In my defense, the last decade has actually brought a renewed interest in math. John Allen Paulos' book highlighting the "innumeracy" of most adults have been in print for quite a while now, and "holistic" methods of teaching secondary mathematics have aroused no end of controversy among parents and teachers, particularly in California. Andrew Wiles' proof of Fermat's notorious "Last Theorem" (after 300 years) is old news now. Just within the last year, director Ron Howard earned multiple Oscars for his portrayal of the mentally disturbed Nobel Prize-winner John Nash (A Beautiful Mind) and a playwright earned the Tony for Best Play by wrapping a story about family around a putative proof of a famous conjecture (Proof). Christian thought seems a little behind; the few examples include the dubious Bible Code and the more rigorous probabilistic design arguments of Bill Dembski.
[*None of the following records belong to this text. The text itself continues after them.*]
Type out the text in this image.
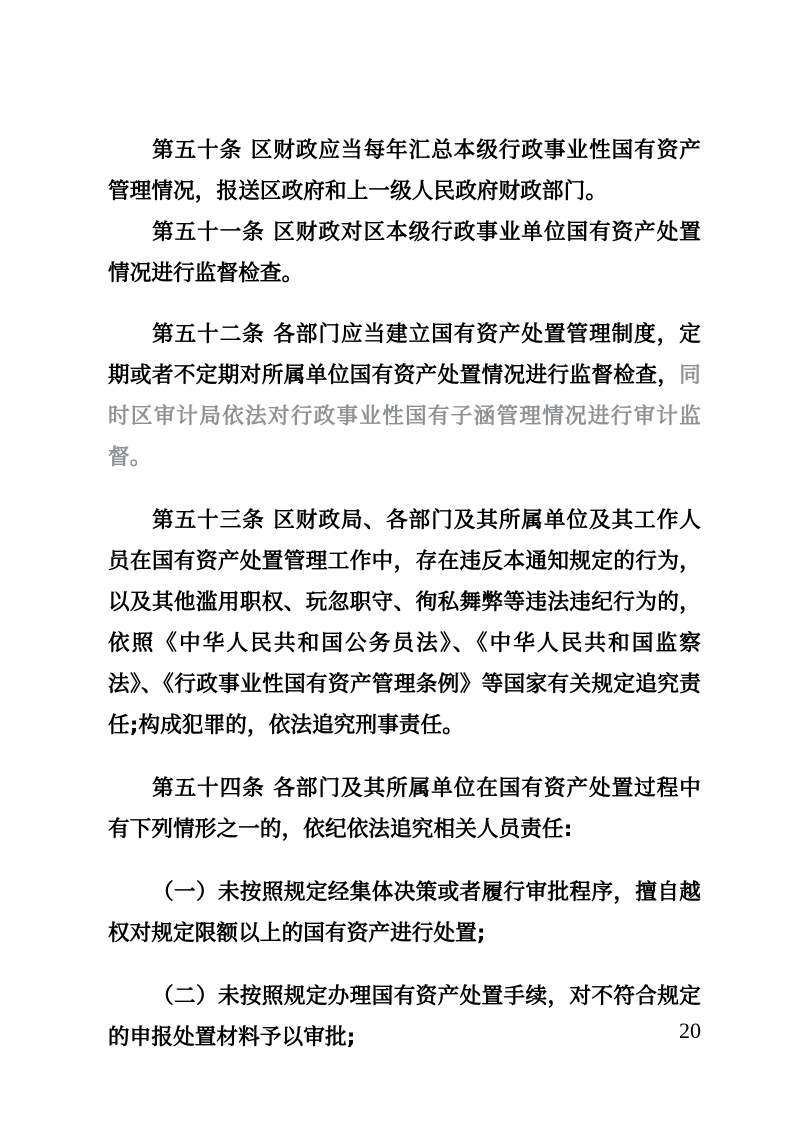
第五十条 区财政应当每年汇总本级行政事业性国有资产管理情况，报送区政府和上一级人民政府财政部门。

第五十一条 区财政对区本级行政事业单位国有资产处置情况进行监督检查。

第五十二条 各部门应当建立国有资产处置管理制度，定期或者不定期对所属单位国有资产处置情况进行监督检查，同时区审计局依法对行政事业性国有子涵管理情况进行审计监督。

第五十三条 区财政局、各部门及其所属单位及其工作人员在国有资产处置管理工作中，存在违反本通知规定的行为，以及其他滥用职权、玩忽职守、徇私舞弊等违法违纪行为的，依照《中华人民共和国公务员法》、《中华人民共和国监察法》、《行政事业性国有资产管理条例》等国家有关规定追究责任;构成犯罪的，依法追究刑事责任。

第五十四条 各部门及其所属单位在国有资产处置过程中有下列情形之一的，依纪依法追究相关人员责任:

（一）未按照规定经集体决策或者履行审批程序，擅自越权对规定限额以上的国有资产进行处置;

（二）未按照规定办理国有资产处置手续，对不符合规定的申报处置材料予以审批;	20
Not that this should surprise anyone. Ever since Laplace told Napoleon (perhaps apocryphally), when asked where God was in his equations, "Sir, I had no need of that hypothesis," math has edged away from connections to the Almighty. More and more mathematicians (not to mention philosophers of math) at least pay lip service to one of two notions; either that math is a mere convenient formalism (approximately modernist), or that it is a plastic societal agreement (more or less postmodernist).
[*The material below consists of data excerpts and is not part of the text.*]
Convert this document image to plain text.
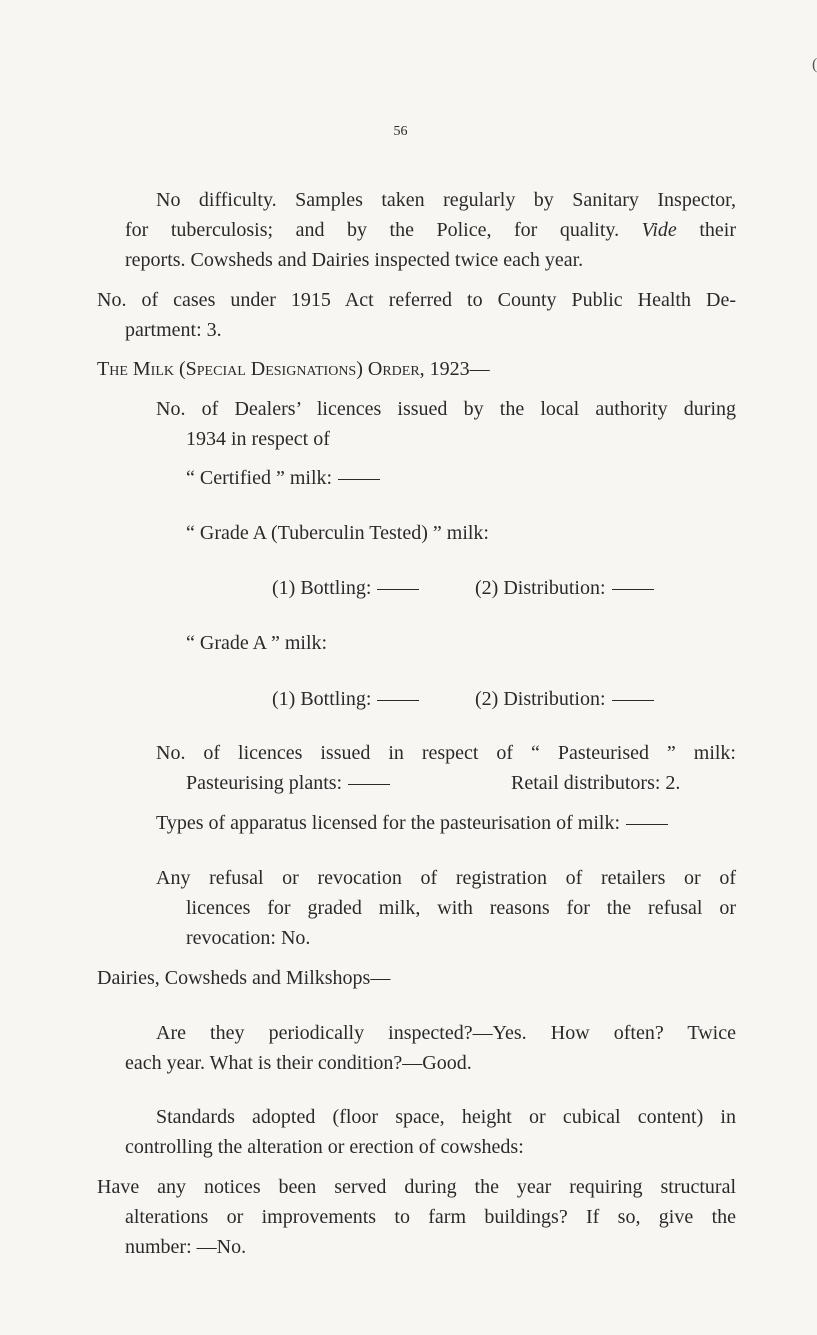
(
56
No difficulty. Samples taken regularly by Sanitary Inspector,
for tuberculosis; and by the Police, for quality. Vide their
reports. Cowsheds and Dairies inspected twice each year.
No. of cases under 1915 Act referred to County Public Health De-
partment: 3.
The Milk (Special Designations) Order, 1923—
No. of Dealers’ licences issued by the local authority during
1934 in respect of
“ Certified ” milk:
“ Grade A (Tuberculin Tested) ” milk:
(1) Bottling:	(2) Distribution:
“ Grade A ” milk:
(1) Bottling:	(2) Distribution:
No. of licences issued in respect of “ Pasteurised ” milk:
Pasteurising plants:	Retail distributors: 2.
Types of apparatus licensed for the pasteurisation of milk:
Any refusal or revocation of registration of retailers or of
licences for graded milk, with reasons for the refusal or
revocation: No.
Dairies, Cowsheds and Milkshops—
Are they periodically inspected?—Yes. How often? Twice
each year. What is their condition?—Good.
Standards adopted (floor space, height or cubical content) in
controlling the alteration or erection of cowsheds:
Have any notices been served during the year requiring structural
alterations or improvements to farm buildings? If so, give the
number: —No.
Which iconoclast gave me my quote, then? It was Srinivasa Ramanujan, a brilliant Indian mathematician who flourished around World War I and died tragically young. Unfortunately for my quote, Ramanujan also claimed that some of his formulas were given to him in dreams by a minor member of the Hindu pantheon. Should I relent in my quest to be a truly Christian mathematician?
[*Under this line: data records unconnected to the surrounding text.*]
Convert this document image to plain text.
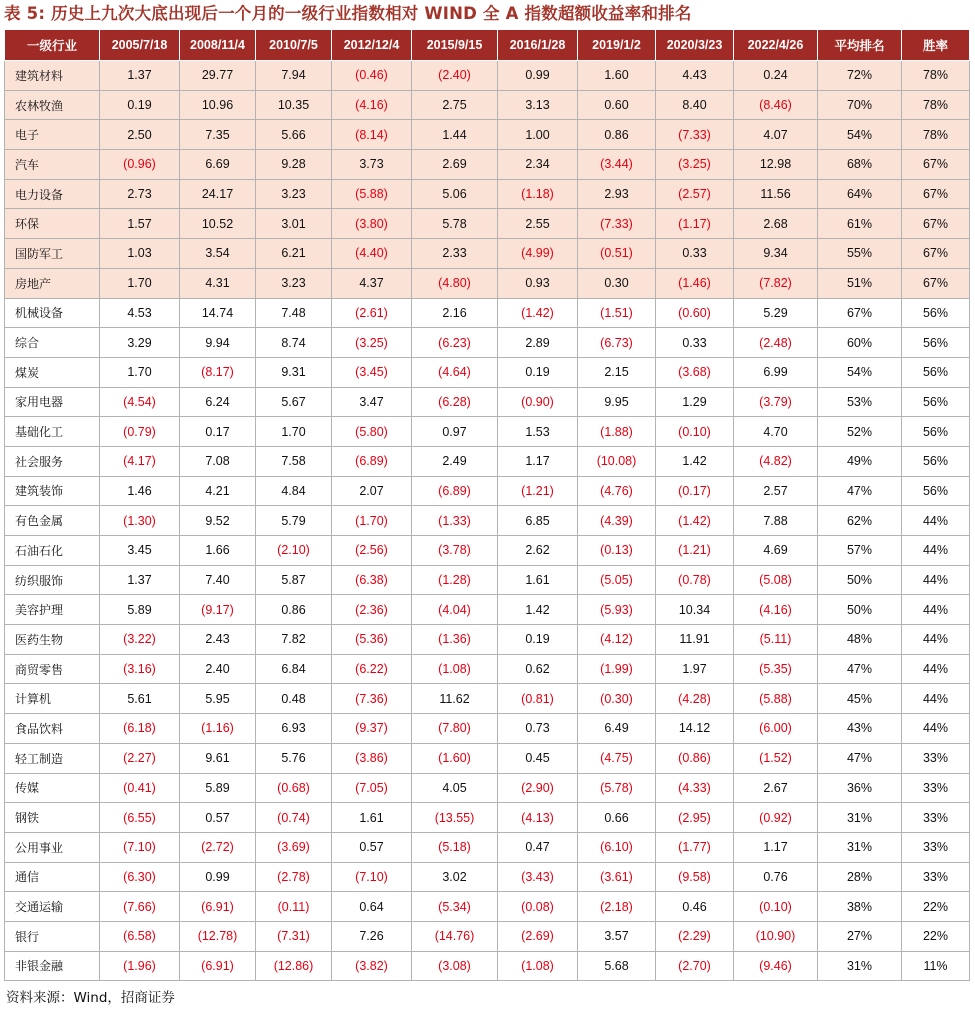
表 5: 历史上九次大底出现后一个月的一级行业指数相对 WIND 全 A 指数超额收益率和排名
一级行业	2005/7/18	2008/11/4	2010/7/5	2012/12/4	2015/9/15	2016/1/28	2019/1/2	2020/3/23	2022/4/26	平均排名	胜率
建筑材料	1.37	29.77	7.94	(0.46)	(2.40)	0.99	1.60	4.43	0.24	72%	78%
农林牧渔	0.19	10.96	10.35	(4.16)	2.75	3.13	0.60	8.40	(8.46)	70%	78%
电子	2.50	7.35	5.66	(8.14)	1.44	1.00	0.86	(7.33)	4.07	54%	78%
汽车	(0.96)	6.69	9.28	3.73	2.69	2.34	(3.44)	(3.25)	12.98	68%	67%
电力设备	2.73	24.17	3.23	(5.88)	5.06	(1.18)	2.93	(2.57)	11.56	64%	67%
环保	1.57	10.52	3.01	(3.80)	5.78	2.55	(7.33)	(1.17)	2.68	61%	67%
国防军工	1.03	3.54	6.21	(4.40)	2.33	(4.99)	(0.51)	0.33	9.34	55%	67%
房地产	1.70	4.31	3.23	4.37	(4.80)	0.93	0.30	(1.46)	(7.82)	51%	67%
机械设备	4.53	14.74	7.48	(2.61)	2.16	(1.42)	(1.51)	(0.60)	5.29	67%	56%
综合	3.29	9.94	8.74	(3.25)	(6.23)	2.89	(6.73)	0.33	(2.48)	60%	56%
煤炭	1.70	(8.17)	9.31	(3.45)	(4.64)	0.19	2.15	(3.68)	6.99	54%	56%
家用电器	(4.54)	6.24	5.67	3.47	(6.28)	(0.90)	9.95	1.29	(3.79)	53%	56%
基础化工	(0.79)	0.17	1.70	(5.80)	0.97	1.53	(1.88)	(0.10)	4.70	52%	56%
社会服务	(4.17)	7.08	7.58	(6.89)	2.49	1.17	(10.08)	1.42	(4.82)	49%	56%
建筑装饰	1.46	4.21	4.84	2.07	(6.89)	(1.21)	(4.76)	(0.17)	2.57	47%	56%
有色金属	(1.30)	9.52	5.79	(1.70)	(1.33)	6.85	(4.39)	(1.42)	7.88	62%	44%
石油石化	3.45	1.66	(2.10)	(2.56)	(3.78)	2.62	(0.13)	(1.21)	4.69	57%	44%
纺织服饰	1.37	7.40	5.87	(6.38)	(1.28)	1.61	(5.05)	(0.78)	(5.08)	50%	44%
美容护理	5.89	(9.17)	0.86	(2.36)	(4.04)	1.42	(5.93)	10.34	(4.16)	50%	44%
医药生物	(3.22)	2.43	7.82	(5.36)	(1.36)	0.19	(4.12)	11.91	(5.11)	48%	44%
商贸零售	(3.16)	2.40	6.84	(6.22)	(1.08)	0.62	(1.99)	1.97	(5.35)	47%	44%
计算机	5.61	5.95	0.48	(7.36)	11.62	(0.81)	(0.30)	(4.28)	(5.88)	45%	44%
食品饮料	(6.18)	(1.16)	6.93	(9.37)	(7.80)	0.73	6.49	14.12	(6.00)	43%	44%
轻工制造	(2.27)	9.61	5.76	(3.86)	(1.60)	0.45	(4.75)	(0.86)	(1.52)	47%	33%
传媒	(0.41)	5.89	(0.68)	(7.05)	4.05	(2.90)	(5.78)	(4.33)	2.67	36%	33%
钢铁	(6.55)	0.57	(0.74)	1.61	(13.55)	(4.13)	0.66	(2.95)	(0.92)	31%	33%
公用事业	(7.10)	(2.72)	(3.69)	0.57	(5.18)	0.47	(6.10)	(1.77)	1.17	31%	33%
通信	(6.30)	0.99	(2.78)	(7.10)	3.02	(3.43)	(3.61)	(9.58)	0.76	28%	33%
交通运输	(7.66)	(6.91)	(0.11)	0.64	(5.34)	(0.08)	(2.18)	0.46	(0.10)	38%	22%
银行	(6.58)	(12.78)	(7.31)	7.26	(14.76)	(2.69)	3.57	(2.29)	(10.90)	27%	22%
非银金融	(1.96)	(6.91)	(12.86)	(3.82)	(3.08)	(1.08)	5.68	(2.70)	(9.46)	31%	11%
资料来源：Wind，招商证券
Yet there are Christian mathematicians; in fact, an Association of Christians in the Mathematical Sciences has been active for over two decades. Now Eerdmans has published the collaborative effort of ten of their members addressing the nature of math, the increasing role of mathematics in culture, and many practical contemporary issues. This book, Mathematics in a Postmodern Age: A Christian Perspective (hereafter MPA), brings specifically Christian thought together with informed historical and recent knowledge.

Editors Russell W. Howell and W. JamesĀ  Bradley and the other contributors come to the table with several key shared principles that inform the whole work. First, they assert that our capacity for mathematics is good, as it is created by God, yet they also acknowledge that all our abilities are tainted by the Fall. Out of gratitude for God's gift of redemption, they want to discern God's purposes for math activity; indeed, both in discovering eternal truths and in helping measure and steward the earth, math is part of humanity's creation directive. Within this (rather Reformed) framework, the three main parts of the book treat philosophical issues in the nature of math, math's influence in science and culture, and issue-oriented case studies in mathematics.

The first section emphasizes why many of us study and teach math in the first place. It is true, universal, shows God's order, is challenging, and so on. The first chapter describes the main philosophies of math, but following chapters mold these views in distinctly Christian ways to understand both in what (rigorous, philosophical) sense math can be considered to be in the mind of God (chapter 3) and how to acknowledge the pragmatic component of math (chapter 4).. The latter will be very challenging to any true child of modernity; we find it difficult to admit that effort might have a role in what theorems are considered 'true' by our limited human reason.